Despite his unwillingness at the start, Gil did well at his lessoning. By the end of it, he might not have had a girlish swing to his hips yet but he could drop a creditable curtsy. He did tread on his skirt’s hem much, but he fell over only once, and when they had finished, Basset allowed it was a promising beginning.
“Better than Joliffe,” Ellis said, sitting aside to watch. “Didn’t he turn an ankle, almost break it, while he was learning?”
“No,” Joliffe protested strongly.
“I remember mending his hems a great many times,” Rose offered. “He kept tearing them out with his big feet.”

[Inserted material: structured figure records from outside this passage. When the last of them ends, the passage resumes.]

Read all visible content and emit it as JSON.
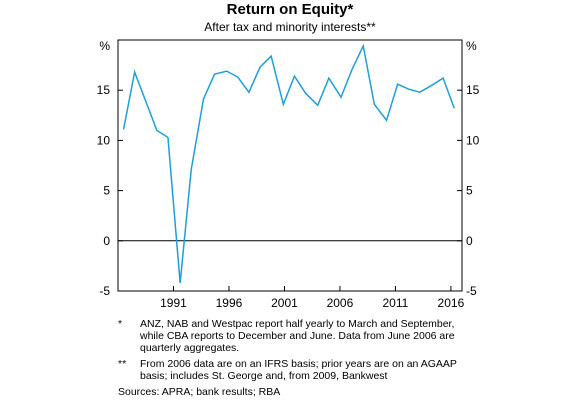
{
  "chart_data": {
    "type": "line",
    "title": "Return on Equity*",
    "subtitle": "After tax and minority interests**",
    "y_unit": "%",
    "x": [
      1986.5,
      1987.5,
      1989.5,
      1990.5,
      1991.6,
      1992.6,
      1993.7,
      1994.7,
      1995.8,
      1996.8,
      1997.8,
      1998.8,
      1999.8,
      2000.9,
      2001.9,
      2002.9,
      2004,
      2005,
      2006.1,
      2007.1,
      2008.1,
      2009.1,
      2010.2,
      2011.2,
      2012.2,
      2013.2,
      2014.3,
      2015.3,
      2016.3
    ],
    "series": [
      {
        "name": "Return on equity",
        "color": "#1e9fd8",
        "values": [
          11.1,
          16.8,
          11,
          10.3,
          -4.2,
          7.1,
          14.1,
          16.6,
          16.9,
          16.3,
          14.8,
          17.3,
          18.4,
          13.6,
          16.4,
          14.7,
          13.5,
          16.2,
          14.3,
          17.1,
          19.4,
          13.6,
          12,
          15.6,
          15.1,
          14.8,
          15.5,
          16.2,
          13.2
        ]
      }
    ],
    "xlim": [
      1986,
      2017
    ],
    "xticks": [
      1991,
      1996,
      2001,
      2006,
      2011,
      2016
    ],
    "ylim": [
      -5,
      20
    ],
    "yticks": [
      -5,
      0,
      5,
      10,
      15
    ]
  },
  "notes": [
    {
      "marker": "*",
      "text": "ANZ, NAB and Westpac report half yearly to March and September, while CBA reports to December and June. Data from June 2006 are quarterly aggregates."
    },
    {
      "marker": "**",
      "text": "From 2006 data are on an IFRS basis; prior years are on an AGAAP basis; includes St. George and, from 2009, Bankwest"
    }
  ],
  "sources": "Sources:   APRA; bank results; RBA"
}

“Everyone picks on me,” Joliffe complained.
“It’s because it’s such fun,” Ellis returned.
Lessons finished, Piers and Gil were sent off to fetch water and some hay for Tisbe. Rose took the afternoon’s pause to lie down for a rest, and Ellis set to scraping out a firepit in the packed earth floor. Joliffe, before taking a rest himself, went to check Tisbe, tied to the cartshed’s end wall and taking life easy. While he was feeling down her legs and seeing that her hooves were clean, Basset joined him, which was reasonable—Tisbe’s well-being was their well-being—but Joliffe supposed that Basset had more than Tisbe on his mind, and straightening from her last hoof, said to him, too quietly for anyone else to hear, “You hauled a good bucketful of information out of Will. We know more than we did.”

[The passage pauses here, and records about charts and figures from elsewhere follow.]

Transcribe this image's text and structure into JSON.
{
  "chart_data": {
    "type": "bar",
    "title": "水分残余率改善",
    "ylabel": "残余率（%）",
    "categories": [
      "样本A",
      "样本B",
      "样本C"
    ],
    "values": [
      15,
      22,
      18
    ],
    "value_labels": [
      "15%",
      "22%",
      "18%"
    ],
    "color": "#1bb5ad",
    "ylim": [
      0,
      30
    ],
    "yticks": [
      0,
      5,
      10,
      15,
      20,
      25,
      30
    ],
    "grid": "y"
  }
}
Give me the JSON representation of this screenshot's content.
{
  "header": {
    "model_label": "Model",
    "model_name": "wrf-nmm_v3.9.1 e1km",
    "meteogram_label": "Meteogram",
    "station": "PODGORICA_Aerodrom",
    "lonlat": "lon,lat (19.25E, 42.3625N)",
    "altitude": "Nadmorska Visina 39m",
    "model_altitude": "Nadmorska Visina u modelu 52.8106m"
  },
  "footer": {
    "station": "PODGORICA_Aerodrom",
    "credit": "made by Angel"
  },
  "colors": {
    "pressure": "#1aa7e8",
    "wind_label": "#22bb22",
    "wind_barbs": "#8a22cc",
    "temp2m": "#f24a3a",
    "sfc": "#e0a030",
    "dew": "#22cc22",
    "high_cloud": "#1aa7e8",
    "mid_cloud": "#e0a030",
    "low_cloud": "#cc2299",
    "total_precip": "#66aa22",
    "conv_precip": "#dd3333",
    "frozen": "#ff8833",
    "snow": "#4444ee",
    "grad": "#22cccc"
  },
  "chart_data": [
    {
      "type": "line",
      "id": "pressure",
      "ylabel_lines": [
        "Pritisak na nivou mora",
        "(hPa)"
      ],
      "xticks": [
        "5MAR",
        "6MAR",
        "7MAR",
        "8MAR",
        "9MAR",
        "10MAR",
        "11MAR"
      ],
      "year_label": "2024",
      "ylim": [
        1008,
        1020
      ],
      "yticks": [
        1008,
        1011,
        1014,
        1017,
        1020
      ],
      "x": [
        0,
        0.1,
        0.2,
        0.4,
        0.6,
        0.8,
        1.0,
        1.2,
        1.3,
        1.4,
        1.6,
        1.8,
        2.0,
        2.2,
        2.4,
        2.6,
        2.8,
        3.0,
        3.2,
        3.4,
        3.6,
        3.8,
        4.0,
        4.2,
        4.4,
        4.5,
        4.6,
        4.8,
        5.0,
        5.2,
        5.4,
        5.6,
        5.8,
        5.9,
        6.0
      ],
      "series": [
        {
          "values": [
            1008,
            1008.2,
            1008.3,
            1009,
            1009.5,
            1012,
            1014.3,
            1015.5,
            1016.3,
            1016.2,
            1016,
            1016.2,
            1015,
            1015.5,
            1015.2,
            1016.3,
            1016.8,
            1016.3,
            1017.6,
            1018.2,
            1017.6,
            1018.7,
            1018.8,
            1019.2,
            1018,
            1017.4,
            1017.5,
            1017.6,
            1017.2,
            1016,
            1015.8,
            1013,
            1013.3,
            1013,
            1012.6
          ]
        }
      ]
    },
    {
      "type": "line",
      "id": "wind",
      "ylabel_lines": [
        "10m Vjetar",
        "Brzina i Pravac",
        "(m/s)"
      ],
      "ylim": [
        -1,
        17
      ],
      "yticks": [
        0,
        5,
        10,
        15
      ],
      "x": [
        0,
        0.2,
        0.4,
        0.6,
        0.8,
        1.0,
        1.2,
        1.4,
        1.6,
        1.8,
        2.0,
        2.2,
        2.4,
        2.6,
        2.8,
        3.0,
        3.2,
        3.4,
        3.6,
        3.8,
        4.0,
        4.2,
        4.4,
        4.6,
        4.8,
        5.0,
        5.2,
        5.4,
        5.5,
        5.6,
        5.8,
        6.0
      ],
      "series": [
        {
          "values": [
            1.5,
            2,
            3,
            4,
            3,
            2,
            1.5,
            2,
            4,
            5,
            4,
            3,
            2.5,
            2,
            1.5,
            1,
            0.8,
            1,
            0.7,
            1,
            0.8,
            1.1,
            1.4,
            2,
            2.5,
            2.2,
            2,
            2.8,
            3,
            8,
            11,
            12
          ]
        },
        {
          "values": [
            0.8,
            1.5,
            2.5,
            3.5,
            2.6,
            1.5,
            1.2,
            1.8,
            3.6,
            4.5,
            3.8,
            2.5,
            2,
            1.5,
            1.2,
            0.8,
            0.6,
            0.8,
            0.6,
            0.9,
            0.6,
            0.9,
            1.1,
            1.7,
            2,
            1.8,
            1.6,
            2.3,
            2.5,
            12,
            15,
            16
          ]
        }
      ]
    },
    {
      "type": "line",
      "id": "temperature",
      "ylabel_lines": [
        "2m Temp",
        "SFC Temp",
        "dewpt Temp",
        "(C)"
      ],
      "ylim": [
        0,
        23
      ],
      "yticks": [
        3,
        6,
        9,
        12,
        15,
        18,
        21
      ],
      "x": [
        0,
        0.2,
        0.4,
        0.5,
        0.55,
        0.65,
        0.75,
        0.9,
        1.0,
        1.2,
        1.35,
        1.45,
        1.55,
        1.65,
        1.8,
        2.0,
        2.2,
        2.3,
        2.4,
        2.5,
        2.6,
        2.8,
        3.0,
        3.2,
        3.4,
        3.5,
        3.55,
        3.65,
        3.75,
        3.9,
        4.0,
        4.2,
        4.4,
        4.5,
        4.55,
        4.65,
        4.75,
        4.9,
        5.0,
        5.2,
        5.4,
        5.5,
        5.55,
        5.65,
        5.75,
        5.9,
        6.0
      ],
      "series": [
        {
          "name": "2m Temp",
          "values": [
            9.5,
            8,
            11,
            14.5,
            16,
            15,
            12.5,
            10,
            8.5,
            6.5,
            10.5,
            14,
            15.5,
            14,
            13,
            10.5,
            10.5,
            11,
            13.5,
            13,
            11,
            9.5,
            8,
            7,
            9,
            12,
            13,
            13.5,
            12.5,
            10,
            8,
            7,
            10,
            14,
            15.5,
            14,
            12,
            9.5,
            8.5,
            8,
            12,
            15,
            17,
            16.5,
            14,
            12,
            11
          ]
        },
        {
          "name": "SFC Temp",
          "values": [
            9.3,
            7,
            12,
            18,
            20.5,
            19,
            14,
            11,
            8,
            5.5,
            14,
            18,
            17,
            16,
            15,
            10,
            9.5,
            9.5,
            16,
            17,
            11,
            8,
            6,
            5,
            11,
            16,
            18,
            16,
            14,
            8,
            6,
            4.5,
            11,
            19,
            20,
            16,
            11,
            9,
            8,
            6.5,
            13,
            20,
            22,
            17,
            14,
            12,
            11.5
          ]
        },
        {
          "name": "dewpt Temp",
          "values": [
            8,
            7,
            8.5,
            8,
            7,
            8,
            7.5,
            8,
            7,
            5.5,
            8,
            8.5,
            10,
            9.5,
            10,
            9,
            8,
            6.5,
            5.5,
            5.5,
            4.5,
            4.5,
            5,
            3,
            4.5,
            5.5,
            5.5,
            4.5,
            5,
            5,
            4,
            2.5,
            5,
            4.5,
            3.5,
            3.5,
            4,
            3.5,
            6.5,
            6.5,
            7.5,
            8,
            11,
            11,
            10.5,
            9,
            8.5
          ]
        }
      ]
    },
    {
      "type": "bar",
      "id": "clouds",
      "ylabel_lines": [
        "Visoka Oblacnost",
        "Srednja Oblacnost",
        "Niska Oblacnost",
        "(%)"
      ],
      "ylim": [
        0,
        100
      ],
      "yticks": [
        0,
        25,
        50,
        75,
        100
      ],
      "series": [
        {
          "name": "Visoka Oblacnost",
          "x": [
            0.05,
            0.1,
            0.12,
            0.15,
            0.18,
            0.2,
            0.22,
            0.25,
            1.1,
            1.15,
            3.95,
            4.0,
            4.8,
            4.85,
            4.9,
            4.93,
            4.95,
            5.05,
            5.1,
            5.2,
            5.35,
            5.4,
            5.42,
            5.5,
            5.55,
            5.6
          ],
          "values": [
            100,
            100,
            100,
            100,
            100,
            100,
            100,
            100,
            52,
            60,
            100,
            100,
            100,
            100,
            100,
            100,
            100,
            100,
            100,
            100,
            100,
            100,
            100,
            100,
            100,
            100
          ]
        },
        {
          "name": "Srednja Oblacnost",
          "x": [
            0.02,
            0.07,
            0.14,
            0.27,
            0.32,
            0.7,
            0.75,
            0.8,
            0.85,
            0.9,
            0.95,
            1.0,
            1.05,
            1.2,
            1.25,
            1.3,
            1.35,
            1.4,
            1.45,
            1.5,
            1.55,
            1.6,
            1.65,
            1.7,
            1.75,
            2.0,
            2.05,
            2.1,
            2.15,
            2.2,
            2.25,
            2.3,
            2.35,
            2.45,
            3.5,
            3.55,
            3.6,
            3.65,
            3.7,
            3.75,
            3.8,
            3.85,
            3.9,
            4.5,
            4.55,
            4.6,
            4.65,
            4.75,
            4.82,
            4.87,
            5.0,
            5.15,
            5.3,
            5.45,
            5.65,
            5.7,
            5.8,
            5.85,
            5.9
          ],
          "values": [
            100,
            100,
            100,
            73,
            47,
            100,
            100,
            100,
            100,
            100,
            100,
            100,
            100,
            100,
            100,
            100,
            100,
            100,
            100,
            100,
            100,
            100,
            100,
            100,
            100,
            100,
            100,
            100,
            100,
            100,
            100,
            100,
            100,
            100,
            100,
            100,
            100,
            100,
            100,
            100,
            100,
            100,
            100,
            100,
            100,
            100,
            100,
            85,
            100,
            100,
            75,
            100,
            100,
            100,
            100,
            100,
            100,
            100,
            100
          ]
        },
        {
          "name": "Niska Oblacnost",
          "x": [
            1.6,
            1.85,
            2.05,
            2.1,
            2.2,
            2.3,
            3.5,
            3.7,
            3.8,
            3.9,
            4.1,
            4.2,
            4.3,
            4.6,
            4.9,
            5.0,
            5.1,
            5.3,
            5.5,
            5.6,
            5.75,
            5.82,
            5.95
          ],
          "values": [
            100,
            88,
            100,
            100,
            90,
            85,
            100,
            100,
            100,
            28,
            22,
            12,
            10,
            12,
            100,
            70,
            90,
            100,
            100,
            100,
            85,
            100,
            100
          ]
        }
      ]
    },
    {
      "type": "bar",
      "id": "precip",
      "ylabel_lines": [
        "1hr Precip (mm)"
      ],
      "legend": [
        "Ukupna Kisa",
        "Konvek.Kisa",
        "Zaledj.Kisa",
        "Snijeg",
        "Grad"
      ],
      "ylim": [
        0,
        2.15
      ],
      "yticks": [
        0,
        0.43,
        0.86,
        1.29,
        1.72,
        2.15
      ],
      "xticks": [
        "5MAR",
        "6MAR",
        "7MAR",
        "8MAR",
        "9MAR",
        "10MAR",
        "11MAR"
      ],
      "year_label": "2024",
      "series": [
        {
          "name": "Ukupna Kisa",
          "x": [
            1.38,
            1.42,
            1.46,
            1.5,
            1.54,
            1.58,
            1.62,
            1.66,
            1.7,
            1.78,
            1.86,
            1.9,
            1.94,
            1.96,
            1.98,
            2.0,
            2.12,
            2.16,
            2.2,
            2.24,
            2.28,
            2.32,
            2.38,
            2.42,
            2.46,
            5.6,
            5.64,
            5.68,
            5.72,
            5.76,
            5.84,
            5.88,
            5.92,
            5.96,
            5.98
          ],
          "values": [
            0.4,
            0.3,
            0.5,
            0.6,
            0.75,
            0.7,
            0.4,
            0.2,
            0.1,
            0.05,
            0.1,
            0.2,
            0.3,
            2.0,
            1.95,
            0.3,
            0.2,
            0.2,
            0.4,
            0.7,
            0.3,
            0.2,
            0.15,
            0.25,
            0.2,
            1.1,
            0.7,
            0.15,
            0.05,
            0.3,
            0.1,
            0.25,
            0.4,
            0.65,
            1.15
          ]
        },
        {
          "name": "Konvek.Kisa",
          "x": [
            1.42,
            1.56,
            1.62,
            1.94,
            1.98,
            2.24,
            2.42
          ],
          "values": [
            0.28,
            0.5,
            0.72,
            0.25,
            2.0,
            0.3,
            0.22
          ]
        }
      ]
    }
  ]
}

“Not that any of it seems any particular use,” Basset answered, stroking the mare’s neck. “But then we couldn’t expect that anything even the boy knows would be all that secret. And maybe we’ll be fortunate and there won’t be any secrets to find out here after all.”

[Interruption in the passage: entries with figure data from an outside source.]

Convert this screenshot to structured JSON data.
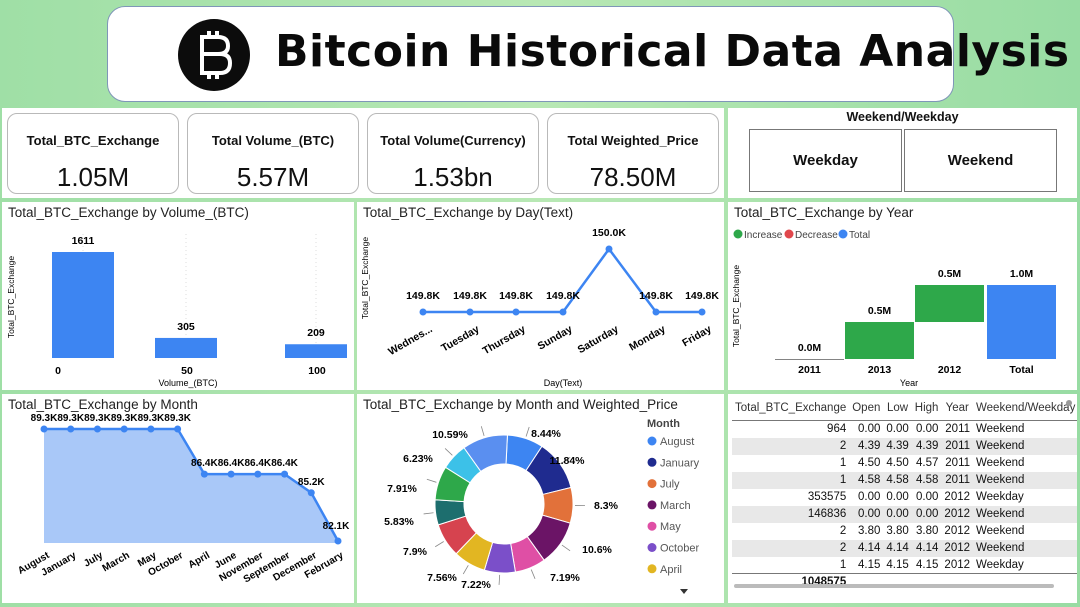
{
  "title": "Bitcoin Historical Data Analysis",
  "kpis": [
    {
      "label": "Total_BTC_Exchange",
      "value": "1.05M"
    },
    {
      "label": "Total Volume_(BTC)",
      "value": "5.57M"
    },
    {
      "label": "Total Volume(Currency)",
      "value": "1.53bn"
    },
    {
      "label": "Total Weighted_Price",
      "value": "78.50M"
    }
  ],
  "slicer": {
    "title": "Weekend/Weekday",
    "options": [
      "Weekday",
      "Weekend"
    ]
  },
  "colors": {
    "bar": "#3d85f2",
    "increase": "#2ea84a",
    "decrease": "#e0474c",
    "total": "#3d85f2",
    "area": "#a9c8f8"
  },
  "chart_data": [
    {
      "type": "bar",
      "title": "Total_BTC_Exchange by Volume_(BTC)",
      "xlabel": "Volume_(BTC)",
      "ylabel": "Total_BTC_Exchange",
      "categories": [
        "0",
        "50",
        "100"
      ],
      "values": [
        1611,
        305,
        209
      ],
      "data_labels": [
        "1611",
        "305",
        "209"
      ]
    },
    {
      "type": "line",
      "title": "Total_BTC_Exchange by Day(Text)",
      "xlabel": "Day(Text)",
      "ylabel": "Total_BTC_Exchange",
      "categories": [
        "Wednes...",
        "Tuesday",
        "Thursday",
        "Sunday",
        "Saturday",
        "Monday",
        "Friday"
      ],
      "values": [
        149800,
        149800,
        149800,
        149800,
        150000,
        149800,
        149800
      ],
      "data_labels": [
        "149.8K",
        "149.8K",
        "149.8K",
        "149.8K",
        "150.0K",
        "149.8K",
        "149.8K"
      ]
    },
    {
      "type": "bar",
      "subtype": "waterfall",
      "title": "Total_BTC_Exchange by Year",
      "xlabel": "Year",
      "ylabel": "Total_BTC_Exchange",
      "legend": [
        "Increase",
        "Decrease",
        "Total"
      ],
      "categories": [
        "2011",
        "2013",
        "2012",
        "Total"
      ],
      "values": [
        0,
        500000,
        500000,
        1000000
      ],
      "data_labels": [
        "0.0M",
        "0.5M",
        "0.5M",
        "1.0M"
      ]
    },
    {
      "type": "area",
      "title": "Total_BTC_Exchange by Month",
      "categories": [
        "August",
        "January",
        "July",
        "March",
        "May",
        "October",
        "April",
        "June",
        "November",
        "September",
        "December",
        "February"
      ],
      "values": [
        89300,
        89300,
        89300,
        89300,
        89300,
        89300,
        86400,
        86400,
        86400,
        86400,
        85200,
        82100
      ],
      "data_labels": [
        "89.3K",
        "89.3K",
        "89.3K",
        "89.3K",
        "89.3K",
        "89.3K",
        "86.4K",
        "86.4K",
        "86.4K",
        "86.4K",
        "85.2K",
        "82.1K"
      ]
    },
    {
      "type": "pie",
      "subtype": "donut",
      "title": "Total_BTC_Exchange by Month and Weighted_Price",
      "legend_title": "Month",
      "legend": [
        "August",
        "January",
        "July",
        "March",
        "May",
        "October",
        "April"
      ],
      "slices": [
        {
          "label": "8.44%",
          "value": 8.44,
          "color": "#3d85f2"
        },
        {
          "label": "11.84%",
          "value": 11.84,
          "color": "#1f2b8f"
        },
        {
          "label": "8.3%",
          "value": 8.3,
          "color": "#e2713a"
        },
        {
          "label": "10.6%",
          "value": 10.6,
          "color": "#6b1466"
        },
        {
          "label": "7.19%",
          "value": 7.19,
          "color": "#df4fa5"
        },
        {
          "label": "7.22%",
          "value": 7.22,
          "color": "#7b4fc9"
        },
        {
          "label": "7.56%",
          "value": 7.56,
          "color": "#e2b622"
        },
        {
          "label": "7.9%",
          "value": 7.9,
          "color": "#d6434f"
        },
        {
          "label": "5.83%",
          "value": 5.83,
          "color": "#1d6e6e"
        },
        {
          "label": "7.91%",
          "value": 7.91,
          "color": "#2ea84a"
        },
        {
          "label": "6.23%",
          "value": 6.23,
          "color": "#3cc1e8"
        },
        {
          "label": "10.59%",
          "value": 10.59,
          "color": "#5a8ff0"
        }
      ],
      "legend_colors": [
        "#3d85f2",
        "#1f2b8f",
        "#e2713a",
        "#6b1466",
        "#df4fa5",
        "#7b4fc9",
        "#e2b622"
      ]
    }
  ],
  "table": {
    "columns": [
      "Total_BTC_Exchange",
      "Open",
      "Low",
      "High",
      "Year",
      "Weekend/Weekday"
    ],
    "rows": [
      [
        "964",
        "0.00",
        "0.00",
        "0.00",
        "2011",
        "Weekend"
      ],
      [
        "2",
        "4.39",
        "4.39",
        "4.39",
        "2011",
        "Weekend"
      ],
      [
        "1",
        "4.50",
        "4.50",
        "4.57",
        "2011",
        "Weekend"
      ],
      [
        "1",
        "4.58",
        "4.58",
        "4.58",
        "2011",
        "Weekend"
      ],
      [
        "353575",
        "0.00",
        "0.00",
        "0.00",
        "2012",
        "Weekday"
      ],
      [
        "146836",
        "0.00",
        "0.00",
        "0.00",
        "2012",
        "Weekend"
      ],
      [
        "2",
        "3.80",
        "3.80",
        "3.80",
        "2012",
        "Weekend"
      ],
      [
        "2",
        "4.14",
        "4.14",
        "4.14",
        "2012",
        "Weekend"
      ],
      [
        "1",
        "4.15",
        "4.15",
        "4.15",
        "2012",
        "Weekday"
      ]
    ],
    "total": "1048575"
  }
}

“We can only hope,” said Joliffe.
Chapter 6
That evening, the play, done in the great hall by torchlight after supper when the household was at ease and ready to be diverted, went well. Gil joined in the deviling with Piers without stumble or fault. “Almost as if you knew what you were doing,” Ellis said, slapping him on the back as they made their way back to the cartshed by lantern-light through a soft rain.
“Now if we can just teach him to talk, he may make a player,” Joliffe said.
Gil, too happy to mistake their jibing for anything but the friendliness it was, kept saying, “I did it, didn’t I? I did it.”
“You did indeed do it,” Basset assured him.
“Wait until you’ve done it fifty times and see how you feel about it,” Ellis muttered.
“Don’t listen to him,” Basset said. “Every set of lookers-on and every place we play is different and that makes it a different play every time.”
“Not different enough,” said Ellis. Rose poked him none too gently in his arm to shut him up.